I'm really not sure what to say to the idea a company shouldn't make a profit, imo that's the only reason to run one else you've got a charity
In economics, the word "profit" refers to two different things. The first is ordinary profit, which is the amount that is required to make it worthwhile running a business - the amount below which you would shut it down and call it a day. The second is extraordinary profit, which is the figure above that.

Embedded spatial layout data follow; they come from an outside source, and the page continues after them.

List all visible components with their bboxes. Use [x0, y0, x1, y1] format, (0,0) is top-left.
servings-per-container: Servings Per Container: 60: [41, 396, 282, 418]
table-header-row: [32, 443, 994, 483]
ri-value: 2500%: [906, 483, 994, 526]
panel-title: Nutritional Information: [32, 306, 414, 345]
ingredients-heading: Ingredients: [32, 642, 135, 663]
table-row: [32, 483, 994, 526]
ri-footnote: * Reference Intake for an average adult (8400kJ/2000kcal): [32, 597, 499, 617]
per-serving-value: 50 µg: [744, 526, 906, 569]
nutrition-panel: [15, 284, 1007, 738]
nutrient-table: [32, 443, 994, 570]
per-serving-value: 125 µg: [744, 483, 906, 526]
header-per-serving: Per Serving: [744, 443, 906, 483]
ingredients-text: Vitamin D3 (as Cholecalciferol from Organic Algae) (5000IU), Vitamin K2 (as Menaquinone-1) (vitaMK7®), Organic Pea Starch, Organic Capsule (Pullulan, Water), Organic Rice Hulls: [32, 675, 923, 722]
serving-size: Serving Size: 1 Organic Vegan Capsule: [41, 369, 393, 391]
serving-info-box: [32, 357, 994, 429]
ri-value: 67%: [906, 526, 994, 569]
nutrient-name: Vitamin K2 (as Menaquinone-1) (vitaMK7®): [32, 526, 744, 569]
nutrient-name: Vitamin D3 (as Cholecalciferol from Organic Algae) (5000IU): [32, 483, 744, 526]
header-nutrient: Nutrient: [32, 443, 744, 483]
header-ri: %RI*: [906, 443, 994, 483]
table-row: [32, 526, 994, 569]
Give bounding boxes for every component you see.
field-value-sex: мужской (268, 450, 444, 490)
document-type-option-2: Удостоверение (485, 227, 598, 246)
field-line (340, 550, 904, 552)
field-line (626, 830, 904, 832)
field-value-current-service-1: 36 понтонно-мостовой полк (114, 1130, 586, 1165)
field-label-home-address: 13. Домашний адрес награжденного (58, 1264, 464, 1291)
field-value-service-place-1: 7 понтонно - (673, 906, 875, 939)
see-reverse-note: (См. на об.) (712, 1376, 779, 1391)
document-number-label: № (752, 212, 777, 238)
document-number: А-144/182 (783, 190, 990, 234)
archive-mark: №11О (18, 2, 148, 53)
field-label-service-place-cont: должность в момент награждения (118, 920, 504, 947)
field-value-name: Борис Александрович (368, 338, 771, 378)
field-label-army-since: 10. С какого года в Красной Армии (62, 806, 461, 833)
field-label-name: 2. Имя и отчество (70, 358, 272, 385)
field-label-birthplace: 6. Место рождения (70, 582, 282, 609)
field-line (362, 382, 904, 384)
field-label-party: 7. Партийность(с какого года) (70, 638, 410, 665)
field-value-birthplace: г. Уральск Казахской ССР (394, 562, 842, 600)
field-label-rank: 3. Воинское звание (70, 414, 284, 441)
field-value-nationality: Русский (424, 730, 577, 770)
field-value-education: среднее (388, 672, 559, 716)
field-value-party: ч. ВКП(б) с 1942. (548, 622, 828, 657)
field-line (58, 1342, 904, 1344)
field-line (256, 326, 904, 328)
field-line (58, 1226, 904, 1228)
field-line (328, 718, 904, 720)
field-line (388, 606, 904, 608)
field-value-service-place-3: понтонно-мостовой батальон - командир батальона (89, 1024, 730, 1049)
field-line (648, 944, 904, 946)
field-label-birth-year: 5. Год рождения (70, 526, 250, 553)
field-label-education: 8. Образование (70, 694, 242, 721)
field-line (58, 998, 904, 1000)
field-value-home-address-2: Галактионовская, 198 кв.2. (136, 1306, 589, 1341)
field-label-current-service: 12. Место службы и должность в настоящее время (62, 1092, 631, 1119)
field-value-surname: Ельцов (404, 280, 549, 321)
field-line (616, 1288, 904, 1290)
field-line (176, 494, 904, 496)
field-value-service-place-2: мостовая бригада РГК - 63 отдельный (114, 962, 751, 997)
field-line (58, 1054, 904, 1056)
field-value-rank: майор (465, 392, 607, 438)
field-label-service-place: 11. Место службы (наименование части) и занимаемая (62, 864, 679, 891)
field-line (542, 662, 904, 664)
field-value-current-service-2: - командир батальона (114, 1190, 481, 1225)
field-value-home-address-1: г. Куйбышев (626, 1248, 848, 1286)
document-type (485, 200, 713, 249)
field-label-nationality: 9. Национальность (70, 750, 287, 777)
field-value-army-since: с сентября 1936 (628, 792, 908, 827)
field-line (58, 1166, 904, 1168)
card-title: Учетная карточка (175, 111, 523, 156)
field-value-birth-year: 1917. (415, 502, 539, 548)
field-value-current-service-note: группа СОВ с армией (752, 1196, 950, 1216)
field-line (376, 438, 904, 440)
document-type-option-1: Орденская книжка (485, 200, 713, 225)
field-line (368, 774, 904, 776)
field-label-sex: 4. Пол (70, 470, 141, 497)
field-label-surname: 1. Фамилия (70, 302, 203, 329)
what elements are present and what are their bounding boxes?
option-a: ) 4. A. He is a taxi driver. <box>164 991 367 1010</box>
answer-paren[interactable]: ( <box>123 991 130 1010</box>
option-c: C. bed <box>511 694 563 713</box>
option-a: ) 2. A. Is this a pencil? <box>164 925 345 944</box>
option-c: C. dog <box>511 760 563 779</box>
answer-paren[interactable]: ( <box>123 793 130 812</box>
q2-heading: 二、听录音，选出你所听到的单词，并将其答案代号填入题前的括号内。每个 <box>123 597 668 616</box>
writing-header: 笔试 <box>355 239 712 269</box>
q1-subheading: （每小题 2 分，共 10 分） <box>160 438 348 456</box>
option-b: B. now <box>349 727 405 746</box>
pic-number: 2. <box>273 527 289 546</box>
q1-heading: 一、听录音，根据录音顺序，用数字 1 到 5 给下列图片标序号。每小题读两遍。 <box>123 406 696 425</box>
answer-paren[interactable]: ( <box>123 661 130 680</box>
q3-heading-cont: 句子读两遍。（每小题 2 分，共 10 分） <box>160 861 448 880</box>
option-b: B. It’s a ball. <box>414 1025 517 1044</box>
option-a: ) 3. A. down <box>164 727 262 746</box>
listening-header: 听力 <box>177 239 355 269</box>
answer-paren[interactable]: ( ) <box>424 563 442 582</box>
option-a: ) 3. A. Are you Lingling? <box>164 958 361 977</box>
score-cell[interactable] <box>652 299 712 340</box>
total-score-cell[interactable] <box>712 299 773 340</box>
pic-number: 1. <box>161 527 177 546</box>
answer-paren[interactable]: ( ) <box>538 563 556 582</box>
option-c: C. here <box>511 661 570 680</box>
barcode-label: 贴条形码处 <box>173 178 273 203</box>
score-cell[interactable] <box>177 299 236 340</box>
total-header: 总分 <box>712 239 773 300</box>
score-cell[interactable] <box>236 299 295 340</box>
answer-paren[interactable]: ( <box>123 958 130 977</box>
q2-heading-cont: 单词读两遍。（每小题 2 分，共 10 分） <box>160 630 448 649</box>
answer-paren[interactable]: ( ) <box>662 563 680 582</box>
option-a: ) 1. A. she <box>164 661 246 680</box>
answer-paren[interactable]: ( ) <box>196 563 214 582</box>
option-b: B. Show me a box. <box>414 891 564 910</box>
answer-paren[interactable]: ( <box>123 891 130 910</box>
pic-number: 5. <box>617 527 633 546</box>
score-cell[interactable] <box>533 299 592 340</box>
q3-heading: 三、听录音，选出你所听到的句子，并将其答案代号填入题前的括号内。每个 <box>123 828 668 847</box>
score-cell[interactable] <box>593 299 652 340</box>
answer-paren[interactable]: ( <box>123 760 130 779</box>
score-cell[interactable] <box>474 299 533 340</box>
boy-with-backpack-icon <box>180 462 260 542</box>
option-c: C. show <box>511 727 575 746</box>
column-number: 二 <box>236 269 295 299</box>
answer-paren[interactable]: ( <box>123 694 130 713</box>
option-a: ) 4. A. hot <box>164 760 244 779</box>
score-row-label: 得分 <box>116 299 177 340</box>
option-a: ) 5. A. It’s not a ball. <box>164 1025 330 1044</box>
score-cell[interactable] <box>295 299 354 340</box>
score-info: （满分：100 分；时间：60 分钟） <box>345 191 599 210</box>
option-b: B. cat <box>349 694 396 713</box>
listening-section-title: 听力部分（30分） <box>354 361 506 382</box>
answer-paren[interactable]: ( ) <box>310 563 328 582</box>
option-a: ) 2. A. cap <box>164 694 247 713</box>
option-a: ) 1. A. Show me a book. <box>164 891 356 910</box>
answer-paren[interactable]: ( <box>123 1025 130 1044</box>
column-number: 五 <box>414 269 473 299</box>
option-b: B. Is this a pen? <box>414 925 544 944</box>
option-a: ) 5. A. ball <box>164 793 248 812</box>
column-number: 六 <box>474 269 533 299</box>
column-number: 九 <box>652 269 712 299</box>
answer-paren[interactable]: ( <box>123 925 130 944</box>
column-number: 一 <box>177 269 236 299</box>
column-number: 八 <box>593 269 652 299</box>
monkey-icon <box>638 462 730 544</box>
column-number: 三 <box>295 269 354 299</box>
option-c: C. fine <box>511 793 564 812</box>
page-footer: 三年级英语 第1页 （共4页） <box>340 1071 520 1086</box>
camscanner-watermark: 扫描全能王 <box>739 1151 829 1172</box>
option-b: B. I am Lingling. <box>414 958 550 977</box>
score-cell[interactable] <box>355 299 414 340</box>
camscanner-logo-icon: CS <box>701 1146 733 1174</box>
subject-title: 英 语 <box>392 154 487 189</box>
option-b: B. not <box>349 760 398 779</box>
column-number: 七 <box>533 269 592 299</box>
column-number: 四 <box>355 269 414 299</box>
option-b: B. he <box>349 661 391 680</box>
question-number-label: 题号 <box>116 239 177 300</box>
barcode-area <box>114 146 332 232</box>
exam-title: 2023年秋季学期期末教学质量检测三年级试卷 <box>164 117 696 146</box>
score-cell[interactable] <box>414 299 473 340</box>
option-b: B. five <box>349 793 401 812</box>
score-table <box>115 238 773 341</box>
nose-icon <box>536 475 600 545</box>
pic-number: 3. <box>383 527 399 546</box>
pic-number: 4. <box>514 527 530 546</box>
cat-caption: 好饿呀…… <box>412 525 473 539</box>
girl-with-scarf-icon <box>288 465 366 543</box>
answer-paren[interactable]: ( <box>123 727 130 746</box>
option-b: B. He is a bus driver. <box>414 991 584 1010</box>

It's why the arguments against raising the minimum wage never bear fruit in the real world - it cuts into extraordinary profit, but (unless raised to silly levels) rarely cuts into ordinary profit.

Puja
Is this true about the minimum wage rarely cutting into ordinary profits. Those sectors that employ a large % of people on those wages - care providers, retail etc - are struggling in part because of this. This is particularly true in the care sector where raising minimum wages is probably the main cause of problems. Though, that opens up another issue about coughing up enough in tax/organising the health and care sectors to properly fund the provision and the staff within it. It’s also true that local govt have had to significantly raise their wage bill and therefore divert funds from other areas to cover it.
I’m also not sure extraordinary profits, within reason, are a bad thing. It’s where the funding for R&D, staff training, expansion etc etc comes from.
Don’t get me wrong, the minimum wage is nowhere near the disaster many on the right predicted. However, I don’t think it’s true that it ‘rarely’ cuts into profit. Also don’t get me wrong about whether it’s a good idea, I think it’s great and should go further. I’ll never understand why the state tops up people’s wages because their employer doesn’t pay them enough.